In a deal that has sweeping, long-term implications for millions of people living and working along the US Gulf Coast, the Obama administration has agreed to base the payments by BP to the oil disaster fund on the oil giant’s profits from its drilling operations in the Gulf...
Commenting on the Obama-BP talks as they were coming to a head, the Wall Street Journal noted Monday that an agreement tying the escrow fund to production revenues “would give both sides an incentive to continue production in the Gulf, scene of the U.S.’s worst-ever offshore oil spill.” The consumer lobby Public Citizen took note of the same fact. Its director, Tyson Slocum, said in a statement that securing the compensation fund with drilling revenue “is wildly inappropriate, as it will make the government and BP virtual partners in Gulf oil production. ... It will give the government a financial incentive to become an even bigger booster of offshore oil drilling in the Gulf.”

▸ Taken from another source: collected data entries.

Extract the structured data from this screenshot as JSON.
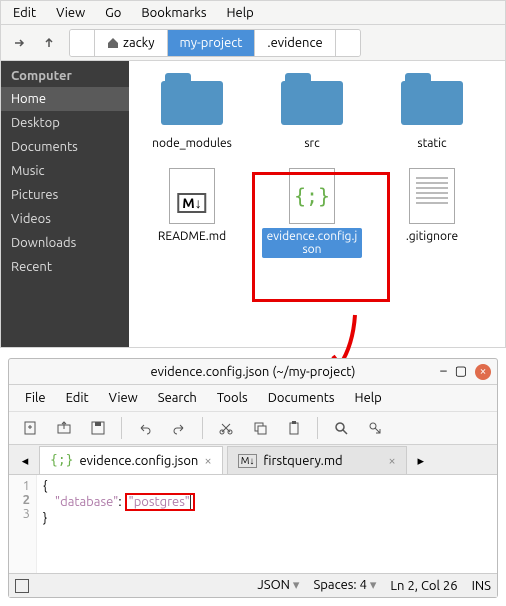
{
  "fm": {
    "menu": [
      "Edit",
      "View",
      "Go",
      "Bookmarks",
      "Help"
    ],
    "crumbs": {
      "home": "zacky",
      "active": "my-project",
      "next": ".evidence"
    },
    "sidebar": {
      "header": "Computer",
      "items": [
        "Home",
        "Desktop",
        "Documents",
        "Music",
        "Pictures",
        "Videos",
        "Downloads",
        "Recent"
      ]
    },
    "files": {
      "f0": "node_modules",
      "f1": "src",
      "f2": "static",
      "f3": "README.md",
      "f4": "evidence.config.json",
      "f5": ".gitignore"
    }
  },
  "ed": {
    "title": "evidence.config.json (~/my-project)",
    "menu": [
      "File",
      "Edit",
      "View",
      "Search",
      "Tools",
      "Documents",
      "Help"
    ],
    "tabs": {
      "t0": "evidence.config.json",
      "t1": "firstquery.md"
    },
    "code": {
      "l1": "{",
      "key": "\"database\"",
      "colon": ": ",
      "val": "\"postgres\"",
      "l3": "}"
    },
    "status": {
      "lang": "JSON",
      "spaces": "Spaces: 4",
      "pos": "Ln 2, Col 26",
      "ins": "INS"
    }
  }
}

BP operates 89 producing wells in the Gulf of Mexico and owns a stake in 60 Gulf wells operated by other oil companies. The combined BP production from all 149 wells is about 400,000 barrels a day, worth $32 million a day, or $11.6 billion a year, at a market price of $80 a barrel. The Gulf accounts for 10 percent of BP’s worldwide production.
Such figures demonstrate how tiny, relative to BP’s assets, the $20 billion commitment to the Gulf really is. BP collects that much revenue worldwide every two months. Two years of Gulf oil revenue alone would pay the full cost of the disaster fund.